Alors que le langage universitaire se résume de plus en plus à « one-and-done » et « 5-étoiles », les deux head coaches font appel à des préceptes qui disparaissent peu à peu : le développement des joueurs et le coaching à la base du paradigme de l’équipe.

Les acteurs majeurs du National Championship ont progressé sur leur campus d’adoption et leurs forces s’inscrivent en parallèle de celles de leur équipe.

 

Deux défenses exceptionnelles… et deux attaques sous-cotées

 

Il est inutile de se fourvoyer : le National Championship oppose deux des meilleures défenses de l’histoire récente du basketball universitaire.

Tony Bennett existe à Virginia au travers d’une défense qu’il a hérité de son père. La ligne de descendante est évidente et le succès des Cavaliers depuis le début des années 2010 prouve évidemment que cette marque de fabrique fonctionne au plus haut niveau. Mais l’amour de Chris Beard pour l’excellence défensive demeure encore un secret.

“On parle [de basketball] tout le temps, il est connecté 24 heures sur 24,” avoue le pivot des Red Raiders, Norense Odiase, à l’aube du National Championship. “Il dit qu’il n’est pas le plus intelligent, mais il va être le plus coriace à battre. Cela nous a amené jusqu’à aujourd’hui. On le vois en lui, ce n’est pas un imposteur et c’est contagieux à chacun de nous”.

La rumeur émerge doucement que les entraînements de Texas Tech se composent à deux tiers d’activités défensives. La volonté de défendre corps et âme régit la vie au sein des Red Raiders et les joueurs ont appris à aimer la défense à force de pratique. Cette affection traverse, littéralement, toutes les positions du programme, de Chris Beard aux joueurs, en passant par le gourou défensif de l’équipe, l’assistant Mark Adams.

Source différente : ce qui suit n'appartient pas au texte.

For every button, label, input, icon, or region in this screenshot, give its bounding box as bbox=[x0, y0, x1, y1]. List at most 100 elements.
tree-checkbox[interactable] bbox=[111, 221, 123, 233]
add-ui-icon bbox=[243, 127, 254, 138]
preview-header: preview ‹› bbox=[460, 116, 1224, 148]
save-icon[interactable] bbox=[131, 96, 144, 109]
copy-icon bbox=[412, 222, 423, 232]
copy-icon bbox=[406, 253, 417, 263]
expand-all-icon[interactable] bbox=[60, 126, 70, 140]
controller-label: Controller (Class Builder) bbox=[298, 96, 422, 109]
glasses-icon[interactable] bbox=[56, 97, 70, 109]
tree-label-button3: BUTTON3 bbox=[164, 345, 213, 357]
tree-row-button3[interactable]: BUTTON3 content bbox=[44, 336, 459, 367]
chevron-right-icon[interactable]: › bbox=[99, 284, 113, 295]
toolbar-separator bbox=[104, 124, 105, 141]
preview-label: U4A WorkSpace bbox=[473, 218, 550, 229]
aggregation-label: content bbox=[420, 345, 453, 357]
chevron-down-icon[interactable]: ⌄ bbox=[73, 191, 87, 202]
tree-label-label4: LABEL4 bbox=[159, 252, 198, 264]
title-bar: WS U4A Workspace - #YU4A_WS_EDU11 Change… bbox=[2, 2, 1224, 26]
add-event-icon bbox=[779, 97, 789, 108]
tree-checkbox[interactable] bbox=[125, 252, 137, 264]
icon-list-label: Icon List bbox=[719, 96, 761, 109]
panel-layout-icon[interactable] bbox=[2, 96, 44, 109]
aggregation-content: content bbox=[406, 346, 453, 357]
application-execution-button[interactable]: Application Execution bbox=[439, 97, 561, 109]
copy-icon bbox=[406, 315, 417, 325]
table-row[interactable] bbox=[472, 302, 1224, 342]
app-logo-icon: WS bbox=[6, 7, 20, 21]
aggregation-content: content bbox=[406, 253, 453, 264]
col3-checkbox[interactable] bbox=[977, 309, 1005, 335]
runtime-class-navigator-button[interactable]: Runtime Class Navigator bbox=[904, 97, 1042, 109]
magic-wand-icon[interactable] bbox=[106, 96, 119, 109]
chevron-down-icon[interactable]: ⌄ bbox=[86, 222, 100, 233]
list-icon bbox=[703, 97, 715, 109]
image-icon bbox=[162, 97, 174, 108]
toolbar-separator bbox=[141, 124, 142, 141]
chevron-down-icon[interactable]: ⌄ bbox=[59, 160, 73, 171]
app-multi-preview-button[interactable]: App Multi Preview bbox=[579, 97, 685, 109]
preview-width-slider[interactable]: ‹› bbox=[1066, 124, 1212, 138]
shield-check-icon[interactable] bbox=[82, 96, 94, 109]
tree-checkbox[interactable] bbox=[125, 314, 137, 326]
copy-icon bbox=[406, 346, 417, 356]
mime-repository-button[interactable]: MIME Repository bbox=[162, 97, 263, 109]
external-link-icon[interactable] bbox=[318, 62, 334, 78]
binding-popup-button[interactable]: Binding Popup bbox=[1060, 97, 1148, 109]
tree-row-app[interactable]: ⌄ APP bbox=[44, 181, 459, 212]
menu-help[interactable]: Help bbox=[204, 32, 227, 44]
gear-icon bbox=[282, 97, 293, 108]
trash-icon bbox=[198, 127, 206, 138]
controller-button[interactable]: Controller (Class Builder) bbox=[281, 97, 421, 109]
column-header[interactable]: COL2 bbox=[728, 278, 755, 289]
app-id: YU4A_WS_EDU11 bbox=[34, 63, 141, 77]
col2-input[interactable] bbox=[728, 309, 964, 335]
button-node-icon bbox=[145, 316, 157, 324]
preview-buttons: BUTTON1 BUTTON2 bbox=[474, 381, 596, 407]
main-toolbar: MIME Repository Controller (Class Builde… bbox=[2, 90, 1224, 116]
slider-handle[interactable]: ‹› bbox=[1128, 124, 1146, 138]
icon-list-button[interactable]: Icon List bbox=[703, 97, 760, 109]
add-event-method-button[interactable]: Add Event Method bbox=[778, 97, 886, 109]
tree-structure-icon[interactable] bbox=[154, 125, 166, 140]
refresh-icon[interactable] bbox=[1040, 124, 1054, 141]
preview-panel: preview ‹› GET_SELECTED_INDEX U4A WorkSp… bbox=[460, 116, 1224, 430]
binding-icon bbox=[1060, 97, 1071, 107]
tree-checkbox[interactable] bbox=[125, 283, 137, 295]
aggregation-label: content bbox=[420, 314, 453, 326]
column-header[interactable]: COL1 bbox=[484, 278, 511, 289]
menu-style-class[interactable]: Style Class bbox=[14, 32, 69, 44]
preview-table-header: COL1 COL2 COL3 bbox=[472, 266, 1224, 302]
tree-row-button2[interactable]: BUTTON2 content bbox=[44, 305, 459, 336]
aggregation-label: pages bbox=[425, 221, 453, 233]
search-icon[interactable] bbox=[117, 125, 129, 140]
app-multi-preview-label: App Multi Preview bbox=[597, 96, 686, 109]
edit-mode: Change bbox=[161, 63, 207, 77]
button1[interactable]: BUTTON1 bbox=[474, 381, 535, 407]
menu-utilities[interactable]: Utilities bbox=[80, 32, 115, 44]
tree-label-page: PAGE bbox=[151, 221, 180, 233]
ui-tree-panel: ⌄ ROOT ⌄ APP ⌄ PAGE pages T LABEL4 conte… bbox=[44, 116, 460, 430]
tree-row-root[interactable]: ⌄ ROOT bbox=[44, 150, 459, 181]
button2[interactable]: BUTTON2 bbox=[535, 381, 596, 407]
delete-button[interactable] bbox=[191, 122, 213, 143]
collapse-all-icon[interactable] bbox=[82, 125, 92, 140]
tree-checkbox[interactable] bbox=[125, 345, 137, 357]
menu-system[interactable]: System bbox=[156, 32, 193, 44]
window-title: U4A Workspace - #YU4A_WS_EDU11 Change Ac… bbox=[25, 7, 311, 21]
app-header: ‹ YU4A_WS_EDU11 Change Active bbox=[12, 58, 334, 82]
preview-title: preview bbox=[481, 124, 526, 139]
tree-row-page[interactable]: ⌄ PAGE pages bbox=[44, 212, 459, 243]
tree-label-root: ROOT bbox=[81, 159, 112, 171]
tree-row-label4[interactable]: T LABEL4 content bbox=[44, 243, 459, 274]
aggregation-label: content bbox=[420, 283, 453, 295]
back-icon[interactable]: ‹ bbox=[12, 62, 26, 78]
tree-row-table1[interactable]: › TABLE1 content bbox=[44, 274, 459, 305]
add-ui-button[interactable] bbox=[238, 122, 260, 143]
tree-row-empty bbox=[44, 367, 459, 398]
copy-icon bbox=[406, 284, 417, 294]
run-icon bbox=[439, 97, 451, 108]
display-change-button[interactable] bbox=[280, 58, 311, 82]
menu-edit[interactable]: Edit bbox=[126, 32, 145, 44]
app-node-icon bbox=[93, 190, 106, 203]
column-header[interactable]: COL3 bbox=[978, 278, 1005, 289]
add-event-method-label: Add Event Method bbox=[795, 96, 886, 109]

“Cela commence avec la comprehension de l’importance de la défense. Si tu veux joueur pour [Chris Beard] et être productif dans notre système, tu as intérêt à accepter la défense,” avoue Mark Adams.

“J’adore manger de la glace et c’est pareil pour jouer en défense,” ajoute Brandone Francis.

Avant la dernière marche du Final Four, Texas Tech possède la meilleure défense en « efficacité défensive ajustée » (KenPom) tandis que Virginia propose la 5ème meilleure défense, une statistique pour laquelle les Cavaliers ne se sont jamais classés en-deçà de la 7ème place depuis 2012-13. 

Outre le rythme (très) lent proposé par chaque défense, celles-ci sont assez différentes l’une de l’autre.

Les Red Raiders font la part belle à l’agressivité, pour forcer un maximum de turnovers et un jeu offensif en transition, alors que les Cavaliers jouent plutôt avec une escaoude compacte et basée sur des rotations défensives fluides, où la faute est prohibée à tout prix.

Il faut se rendre à l’évidence : le National Championship mettra en exergue deux défenses d’exception et le premier à 50 points devrait l’emporter. 

On espère tout de même que l’opposition sera plus stylisée que celle entre Connecticut et Butler en 2011. Et cela devrait être certainement le cas grâce aux deux attaques, qui produisent un meilleur jeu qu’on veuille bien leur attribuer, cachées par la qualité suprême des défenses.

L’efficacité chirurgicale de Virginia permet aux Cavaliers de posséder la 3ème meilleure attaque du pays en « efficacité offensive ajustée » (KenPom). En prenant son temps à monter ses attaques en demi-terrain, les hommes de Tony Bennett ne manque pas énormément de paniers et les rares qui rebondissent hors du cercle sont gobés par les intérieurs : 30% des tirs manqués sont récupérés sur rebonds offensifs, la force masquée de Virginia.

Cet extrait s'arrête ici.